Auf dem Anwesen von Downton Abbey herrscht die größte denkbare Aufregung. Es ist das Jahr 1927, und gerade ist ein Brief aus dem Buckingham Palace eingegangen. Als Zuschauer hat man seinen Weg aus London zum ehrwürdigen Familiensitz verfolgt, auf dem ihn Diener Andy Parker (Michael Fox) in Empfang nimmt, ihn sogleich an den Butler Thomas Barrow (Robert James-Collier) übergibt, der ihn wiederum dem Earl of Grantham, Robert Crawley (Hugh Bonneville), überreicht. Was die gleichnamige, in sechs Staffeln ausgestrahlte Fernsehserie auch so faszierend machte, etabliert ­dieser Film schon in seinen ersten drei Minuten. Es ist die Macht des Protokolls, das bis in die kleinsten Details ­regulierte Prozedere gesellschaftlicher Kommunikation, gegen das zu verstoßen sofortigen sozialen Ausschluss zur Folge haben kann.

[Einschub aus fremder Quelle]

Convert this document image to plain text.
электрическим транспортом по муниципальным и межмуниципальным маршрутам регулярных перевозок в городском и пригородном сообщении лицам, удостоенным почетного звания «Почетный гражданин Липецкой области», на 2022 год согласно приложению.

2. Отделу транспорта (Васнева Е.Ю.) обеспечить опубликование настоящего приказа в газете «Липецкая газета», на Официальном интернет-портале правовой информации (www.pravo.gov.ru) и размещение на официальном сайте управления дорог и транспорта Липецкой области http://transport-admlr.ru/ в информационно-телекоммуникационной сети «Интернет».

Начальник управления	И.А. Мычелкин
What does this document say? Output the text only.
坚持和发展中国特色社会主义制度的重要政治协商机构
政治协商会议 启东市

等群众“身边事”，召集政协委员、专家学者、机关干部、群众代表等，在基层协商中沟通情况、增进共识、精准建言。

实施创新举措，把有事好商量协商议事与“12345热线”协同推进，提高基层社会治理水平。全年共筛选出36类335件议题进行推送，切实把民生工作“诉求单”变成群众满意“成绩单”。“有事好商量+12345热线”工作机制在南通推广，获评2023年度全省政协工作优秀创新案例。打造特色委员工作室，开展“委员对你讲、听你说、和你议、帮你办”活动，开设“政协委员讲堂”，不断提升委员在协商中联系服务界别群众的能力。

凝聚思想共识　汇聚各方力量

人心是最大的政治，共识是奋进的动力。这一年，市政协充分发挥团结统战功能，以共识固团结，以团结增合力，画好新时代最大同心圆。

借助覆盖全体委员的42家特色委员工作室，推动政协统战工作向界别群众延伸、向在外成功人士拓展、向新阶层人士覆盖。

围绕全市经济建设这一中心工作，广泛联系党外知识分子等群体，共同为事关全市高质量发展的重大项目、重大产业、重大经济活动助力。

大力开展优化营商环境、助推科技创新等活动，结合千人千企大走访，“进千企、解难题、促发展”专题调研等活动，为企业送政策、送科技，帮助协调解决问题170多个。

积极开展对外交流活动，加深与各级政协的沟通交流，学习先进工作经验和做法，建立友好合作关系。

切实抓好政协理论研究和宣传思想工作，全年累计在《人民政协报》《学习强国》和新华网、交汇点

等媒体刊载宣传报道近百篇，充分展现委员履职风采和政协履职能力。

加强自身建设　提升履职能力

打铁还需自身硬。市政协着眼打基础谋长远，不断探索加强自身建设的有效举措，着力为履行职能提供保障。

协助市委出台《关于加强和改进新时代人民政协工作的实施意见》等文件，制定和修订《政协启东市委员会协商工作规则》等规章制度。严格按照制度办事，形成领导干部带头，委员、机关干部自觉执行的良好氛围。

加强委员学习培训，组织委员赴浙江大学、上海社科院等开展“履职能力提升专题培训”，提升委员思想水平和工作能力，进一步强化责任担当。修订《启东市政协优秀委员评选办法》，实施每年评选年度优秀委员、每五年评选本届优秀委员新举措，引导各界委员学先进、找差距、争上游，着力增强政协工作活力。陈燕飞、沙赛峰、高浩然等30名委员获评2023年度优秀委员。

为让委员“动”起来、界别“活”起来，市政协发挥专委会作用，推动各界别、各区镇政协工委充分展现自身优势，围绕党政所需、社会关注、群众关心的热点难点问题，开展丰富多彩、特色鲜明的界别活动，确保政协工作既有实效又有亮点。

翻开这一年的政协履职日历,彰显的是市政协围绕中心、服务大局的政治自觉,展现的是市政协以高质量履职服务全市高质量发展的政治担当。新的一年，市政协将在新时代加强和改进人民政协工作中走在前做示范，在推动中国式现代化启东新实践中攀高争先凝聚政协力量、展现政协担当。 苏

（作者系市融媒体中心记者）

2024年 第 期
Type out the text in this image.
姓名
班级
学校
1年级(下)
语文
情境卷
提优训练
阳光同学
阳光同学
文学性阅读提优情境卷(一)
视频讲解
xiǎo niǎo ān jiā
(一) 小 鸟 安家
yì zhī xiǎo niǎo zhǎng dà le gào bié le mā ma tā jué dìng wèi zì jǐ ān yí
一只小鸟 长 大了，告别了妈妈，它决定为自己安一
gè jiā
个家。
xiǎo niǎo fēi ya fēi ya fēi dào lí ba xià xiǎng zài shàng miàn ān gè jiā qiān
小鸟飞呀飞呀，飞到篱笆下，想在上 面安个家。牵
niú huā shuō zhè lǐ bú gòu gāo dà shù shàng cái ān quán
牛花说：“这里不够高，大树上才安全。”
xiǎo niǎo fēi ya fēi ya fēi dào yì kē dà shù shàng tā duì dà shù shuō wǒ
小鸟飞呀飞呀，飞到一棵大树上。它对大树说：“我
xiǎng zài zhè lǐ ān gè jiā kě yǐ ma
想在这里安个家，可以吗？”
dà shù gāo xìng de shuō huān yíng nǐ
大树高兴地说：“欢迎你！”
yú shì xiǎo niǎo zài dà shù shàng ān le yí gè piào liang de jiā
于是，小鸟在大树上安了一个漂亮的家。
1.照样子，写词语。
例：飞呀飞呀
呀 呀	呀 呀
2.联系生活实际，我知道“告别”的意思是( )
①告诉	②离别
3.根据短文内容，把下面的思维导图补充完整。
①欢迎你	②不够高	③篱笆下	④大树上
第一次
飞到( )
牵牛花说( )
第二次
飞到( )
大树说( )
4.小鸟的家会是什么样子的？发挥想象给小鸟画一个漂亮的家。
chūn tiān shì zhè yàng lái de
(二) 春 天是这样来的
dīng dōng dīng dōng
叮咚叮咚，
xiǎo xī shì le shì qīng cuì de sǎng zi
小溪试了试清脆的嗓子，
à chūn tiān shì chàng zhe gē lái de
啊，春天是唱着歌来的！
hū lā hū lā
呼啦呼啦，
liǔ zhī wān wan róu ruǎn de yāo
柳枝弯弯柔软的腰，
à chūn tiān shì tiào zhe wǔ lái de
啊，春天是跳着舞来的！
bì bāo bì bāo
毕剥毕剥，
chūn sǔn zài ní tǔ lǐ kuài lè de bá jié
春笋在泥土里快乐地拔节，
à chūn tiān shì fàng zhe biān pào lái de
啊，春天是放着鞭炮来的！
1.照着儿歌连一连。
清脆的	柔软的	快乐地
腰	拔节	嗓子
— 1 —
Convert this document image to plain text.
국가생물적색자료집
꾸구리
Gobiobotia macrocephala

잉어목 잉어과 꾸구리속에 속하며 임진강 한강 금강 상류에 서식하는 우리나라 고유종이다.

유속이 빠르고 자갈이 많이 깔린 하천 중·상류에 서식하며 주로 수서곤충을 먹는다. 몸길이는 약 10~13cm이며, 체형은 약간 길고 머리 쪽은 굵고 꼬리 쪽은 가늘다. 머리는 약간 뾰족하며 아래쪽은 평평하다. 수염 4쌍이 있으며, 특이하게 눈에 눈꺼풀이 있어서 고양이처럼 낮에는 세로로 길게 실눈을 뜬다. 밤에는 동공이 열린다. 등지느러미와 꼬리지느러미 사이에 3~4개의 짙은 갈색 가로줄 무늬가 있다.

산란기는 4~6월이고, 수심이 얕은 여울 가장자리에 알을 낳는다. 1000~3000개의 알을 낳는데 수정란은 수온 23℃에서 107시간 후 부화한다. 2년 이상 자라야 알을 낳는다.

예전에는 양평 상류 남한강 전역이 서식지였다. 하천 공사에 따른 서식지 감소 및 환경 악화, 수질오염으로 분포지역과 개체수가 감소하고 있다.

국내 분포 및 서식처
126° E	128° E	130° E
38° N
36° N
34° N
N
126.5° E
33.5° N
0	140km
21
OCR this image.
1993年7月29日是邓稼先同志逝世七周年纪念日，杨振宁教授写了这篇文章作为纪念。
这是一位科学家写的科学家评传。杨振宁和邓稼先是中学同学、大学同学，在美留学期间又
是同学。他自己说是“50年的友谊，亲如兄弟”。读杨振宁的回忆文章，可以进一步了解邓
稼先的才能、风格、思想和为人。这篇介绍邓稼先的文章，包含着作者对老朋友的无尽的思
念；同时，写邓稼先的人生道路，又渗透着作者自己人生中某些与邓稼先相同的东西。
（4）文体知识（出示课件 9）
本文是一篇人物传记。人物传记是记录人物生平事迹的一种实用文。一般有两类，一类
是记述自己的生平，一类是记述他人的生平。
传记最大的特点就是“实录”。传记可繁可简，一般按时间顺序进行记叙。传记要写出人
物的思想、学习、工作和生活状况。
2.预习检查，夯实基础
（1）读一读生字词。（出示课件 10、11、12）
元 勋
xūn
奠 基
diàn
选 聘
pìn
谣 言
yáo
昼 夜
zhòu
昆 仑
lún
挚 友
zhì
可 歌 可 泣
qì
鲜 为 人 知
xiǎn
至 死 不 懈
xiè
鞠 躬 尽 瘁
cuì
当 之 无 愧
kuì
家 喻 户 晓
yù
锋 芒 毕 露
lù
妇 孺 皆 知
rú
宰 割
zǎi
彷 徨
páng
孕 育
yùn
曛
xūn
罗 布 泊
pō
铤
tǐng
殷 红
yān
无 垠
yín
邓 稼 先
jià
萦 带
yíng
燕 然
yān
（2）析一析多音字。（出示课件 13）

Und das in einem so heterogen zusammengesetzten Universum wie diesem! Da gibt es das Dienstpersonal, das seine Plätze in der internen Hierarchie nach der Nähe zu den feinen Herrschaften des Hauses definiert. Doch natürlich kennt auch die Familie ein Oben und ein Unten. Und auf dieses fragile System wird nun ein weiteres gestülpt, und zwar in Gestalt der königlichen Besucher.

King George V. (Simon Jones) und Queen Mary (Geraldine James), so erfahren wir, werden auf einer Reise durchs Land auch in Downton Abbey Station machen. Das für sich wäre ja schon aufregend genug, aber es kommen noch familiäre Verwicklungen hinzu. Die Hofdame der Königin, Lady Maud Bag­shaw (Imelda Staunton), ist eine Cousine des Earl of Grantham und mit dessen Mutter Violet Crawley (Maggie Smith) in innigem Misstrauen verbunden – entsprechend missmutig reagiert Violet auf die Nachricht des bevorstehenden Besuchs.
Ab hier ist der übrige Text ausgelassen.